I set up a reverse SSH pipe from my Internet based VPS back to the unit here at home.
I can login to the admin page from the outside world without entering the password.
The Security settings (I have not changed) are set
"Admin auto-login from local net even if password set? Yes"
The password is visible.
This should not be possible.
Bart ZL4FOX
Comments
Update: When I change the 'Admin auto-login from local net" to 'No' it does ask me for the password. So I will leave it like that for now.
But I do not see how de device could detect that my PC is on the local net if I connect via the Internet VPS, as the 'from' IP address is in this case my ISP address (Starlink).

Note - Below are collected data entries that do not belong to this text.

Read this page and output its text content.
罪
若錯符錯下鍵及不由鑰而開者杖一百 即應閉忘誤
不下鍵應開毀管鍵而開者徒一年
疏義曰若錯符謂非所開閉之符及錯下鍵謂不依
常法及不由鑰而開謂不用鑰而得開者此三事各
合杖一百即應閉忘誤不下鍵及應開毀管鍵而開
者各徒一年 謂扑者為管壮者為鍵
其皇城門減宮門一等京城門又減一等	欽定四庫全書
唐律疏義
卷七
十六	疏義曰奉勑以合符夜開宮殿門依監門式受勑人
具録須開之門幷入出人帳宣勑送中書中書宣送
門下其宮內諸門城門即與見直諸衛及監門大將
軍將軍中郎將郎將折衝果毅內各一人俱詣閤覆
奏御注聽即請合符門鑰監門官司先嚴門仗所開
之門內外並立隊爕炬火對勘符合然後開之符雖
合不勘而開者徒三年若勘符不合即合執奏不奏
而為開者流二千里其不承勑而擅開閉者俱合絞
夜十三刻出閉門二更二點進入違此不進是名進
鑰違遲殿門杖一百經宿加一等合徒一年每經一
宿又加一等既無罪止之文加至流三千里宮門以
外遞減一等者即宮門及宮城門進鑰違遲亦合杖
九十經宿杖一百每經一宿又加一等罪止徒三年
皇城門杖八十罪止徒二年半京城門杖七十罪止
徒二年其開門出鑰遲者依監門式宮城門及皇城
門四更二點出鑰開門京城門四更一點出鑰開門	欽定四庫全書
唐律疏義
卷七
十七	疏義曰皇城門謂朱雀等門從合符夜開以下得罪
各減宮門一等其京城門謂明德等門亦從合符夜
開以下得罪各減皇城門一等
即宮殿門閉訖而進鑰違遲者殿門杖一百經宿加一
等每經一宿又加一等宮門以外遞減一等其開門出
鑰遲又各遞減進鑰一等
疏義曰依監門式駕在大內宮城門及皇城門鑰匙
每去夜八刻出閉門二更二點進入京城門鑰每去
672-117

I also made a new connection from another browser (to prevent any Cookie interference) but it got into the Admin pages via the VPS just as easely.
This should not be possible.
No, it's working exactly as intended.
That "Admin auto-login from local net even if password set?" option exists just for the situation you have: A VPS/VPN/proxy/rev-SSH setup that presents as a local IP address to the Kiwi but is actually a gateway to the wider Internet.
If you're going to do something that violates the integrity of local IP space then there needs to be a way to disable the auto-login. And that's why that option exists. Not that the auto-login feature is somehow a problem.